4) If you start a long course of therapy, your job includes protecting adherence
With prolonged regimens such as ATT, many patients (and families) will revisit doubts—especially if earlier work-ups were not definitive. We must anticipate this and provide:
· clear explanation of reasoning
· expected time course of improvement
· close follow-up
· consistent reinforcement that incomplete treatment can undo progress
5) Do not transmit hopelessness—especially in conditions with poor prognosis
Degenerative disorders can understandably weigh on clinicians too. But if we allow pessimism to dominate, it leaks through our tone and body language and becomes contagious. Patients need realism, yes—but they also need the clinician’s steady belief that something can still be done, even if cure is not possible.

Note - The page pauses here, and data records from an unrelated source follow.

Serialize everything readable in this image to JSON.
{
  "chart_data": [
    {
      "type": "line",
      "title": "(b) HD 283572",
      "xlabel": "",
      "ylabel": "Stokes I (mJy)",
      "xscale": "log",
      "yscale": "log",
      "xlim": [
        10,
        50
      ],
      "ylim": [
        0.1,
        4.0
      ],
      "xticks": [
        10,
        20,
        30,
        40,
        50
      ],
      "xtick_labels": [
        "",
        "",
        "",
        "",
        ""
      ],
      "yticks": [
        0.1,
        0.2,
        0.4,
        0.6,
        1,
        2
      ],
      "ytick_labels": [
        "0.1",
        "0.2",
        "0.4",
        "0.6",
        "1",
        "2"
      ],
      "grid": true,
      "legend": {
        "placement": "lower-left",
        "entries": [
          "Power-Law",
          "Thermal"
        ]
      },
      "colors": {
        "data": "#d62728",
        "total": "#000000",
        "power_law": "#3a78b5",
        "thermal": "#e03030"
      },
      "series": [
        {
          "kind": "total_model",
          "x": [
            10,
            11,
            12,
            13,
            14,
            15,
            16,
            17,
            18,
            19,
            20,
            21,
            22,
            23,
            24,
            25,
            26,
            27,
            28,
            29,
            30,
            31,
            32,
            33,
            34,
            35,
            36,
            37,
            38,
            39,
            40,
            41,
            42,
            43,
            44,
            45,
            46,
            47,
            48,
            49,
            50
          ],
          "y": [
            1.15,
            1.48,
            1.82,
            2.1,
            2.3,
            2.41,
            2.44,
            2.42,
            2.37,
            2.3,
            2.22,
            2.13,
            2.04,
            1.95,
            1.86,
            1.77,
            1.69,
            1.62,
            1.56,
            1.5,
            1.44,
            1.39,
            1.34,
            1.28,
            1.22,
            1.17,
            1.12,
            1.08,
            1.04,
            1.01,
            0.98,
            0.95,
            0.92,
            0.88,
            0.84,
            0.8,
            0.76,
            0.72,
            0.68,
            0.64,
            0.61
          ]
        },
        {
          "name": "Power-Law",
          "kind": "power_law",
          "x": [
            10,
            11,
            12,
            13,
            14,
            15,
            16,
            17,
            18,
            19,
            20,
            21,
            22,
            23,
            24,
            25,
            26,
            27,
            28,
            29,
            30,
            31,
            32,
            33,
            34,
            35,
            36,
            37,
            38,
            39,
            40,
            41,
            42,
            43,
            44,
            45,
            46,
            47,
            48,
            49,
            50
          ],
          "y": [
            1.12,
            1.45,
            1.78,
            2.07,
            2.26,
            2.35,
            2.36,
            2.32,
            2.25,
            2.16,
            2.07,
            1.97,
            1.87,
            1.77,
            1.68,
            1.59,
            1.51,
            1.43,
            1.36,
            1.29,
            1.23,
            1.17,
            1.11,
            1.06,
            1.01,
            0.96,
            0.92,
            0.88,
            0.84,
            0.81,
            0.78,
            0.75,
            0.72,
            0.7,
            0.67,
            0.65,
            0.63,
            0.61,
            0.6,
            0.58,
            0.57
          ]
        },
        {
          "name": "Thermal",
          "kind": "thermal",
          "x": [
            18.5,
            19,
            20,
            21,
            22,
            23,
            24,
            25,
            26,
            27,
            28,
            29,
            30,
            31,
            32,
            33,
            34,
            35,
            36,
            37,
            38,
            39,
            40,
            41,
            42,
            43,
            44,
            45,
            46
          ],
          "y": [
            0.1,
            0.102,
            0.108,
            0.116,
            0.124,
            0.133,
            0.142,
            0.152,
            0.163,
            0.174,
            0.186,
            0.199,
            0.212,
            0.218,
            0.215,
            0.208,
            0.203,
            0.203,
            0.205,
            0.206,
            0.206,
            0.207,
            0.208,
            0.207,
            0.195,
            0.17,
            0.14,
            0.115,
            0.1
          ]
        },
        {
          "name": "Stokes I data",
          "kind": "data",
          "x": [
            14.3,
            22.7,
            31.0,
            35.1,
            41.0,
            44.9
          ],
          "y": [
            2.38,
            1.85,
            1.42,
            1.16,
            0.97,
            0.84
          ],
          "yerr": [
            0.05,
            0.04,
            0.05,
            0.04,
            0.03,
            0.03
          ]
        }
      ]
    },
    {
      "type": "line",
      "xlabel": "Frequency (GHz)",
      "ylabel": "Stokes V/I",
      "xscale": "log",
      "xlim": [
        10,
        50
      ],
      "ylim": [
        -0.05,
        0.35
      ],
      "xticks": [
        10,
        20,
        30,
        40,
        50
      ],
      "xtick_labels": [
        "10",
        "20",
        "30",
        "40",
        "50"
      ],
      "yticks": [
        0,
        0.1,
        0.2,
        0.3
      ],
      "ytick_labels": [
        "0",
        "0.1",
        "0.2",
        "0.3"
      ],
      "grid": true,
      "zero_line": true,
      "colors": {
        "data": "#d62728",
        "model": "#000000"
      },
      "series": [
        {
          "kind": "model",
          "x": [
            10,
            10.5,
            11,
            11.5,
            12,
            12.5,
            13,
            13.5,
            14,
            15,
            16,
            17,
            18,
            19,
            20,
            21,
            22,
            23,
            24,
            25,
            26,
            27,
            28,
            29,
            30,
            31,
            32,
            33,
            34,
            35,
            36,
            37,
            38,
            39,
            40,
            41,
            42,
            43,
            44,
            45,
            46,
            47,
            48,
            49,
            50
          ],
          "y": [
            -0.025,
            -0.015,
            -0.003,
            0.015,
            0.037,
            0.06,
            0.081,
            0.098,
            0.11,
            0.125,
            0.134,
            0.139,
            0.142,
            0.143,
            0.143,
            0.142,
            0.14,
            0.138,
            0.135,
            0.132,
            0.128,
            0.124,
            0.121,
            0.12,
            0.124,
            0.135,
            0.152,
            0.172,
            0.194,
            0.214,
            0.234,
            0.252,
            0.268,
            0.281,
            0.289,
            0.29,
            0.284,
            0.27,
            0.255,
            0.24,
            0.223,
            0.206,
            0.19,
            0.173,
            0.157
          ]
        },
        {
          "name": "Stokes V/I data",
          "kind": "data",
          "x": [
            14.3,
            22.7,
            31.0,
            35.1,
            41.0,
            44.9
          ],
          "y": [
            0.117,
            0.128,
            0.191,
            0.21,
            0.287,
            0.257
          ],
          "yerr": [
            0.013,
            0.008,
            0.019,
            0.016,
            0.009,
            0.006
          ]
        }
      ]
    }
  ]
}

6) Never be overawed by prior opinions—start fresh, respectfully
Even the best centers and clinicians have limitations: time constraints, incomplete follow-up, or a missing piece of history. Each physician owes the patient a fresh evaluation, a careful review of facts, and the courage to question assumptions when the patient’s course does not fit.
This case reinforced a simple truth: many “difficult” patients are not difficult because their symptoms are exaggerated—they are difficult because their suffering has outlasted the system’s patience. When we persist, listen deeply, and integrate clinical judgment with compassionate follow-through, we sometimes convert a seemingly “stuck” case into a turning point—not only medically, but humanly.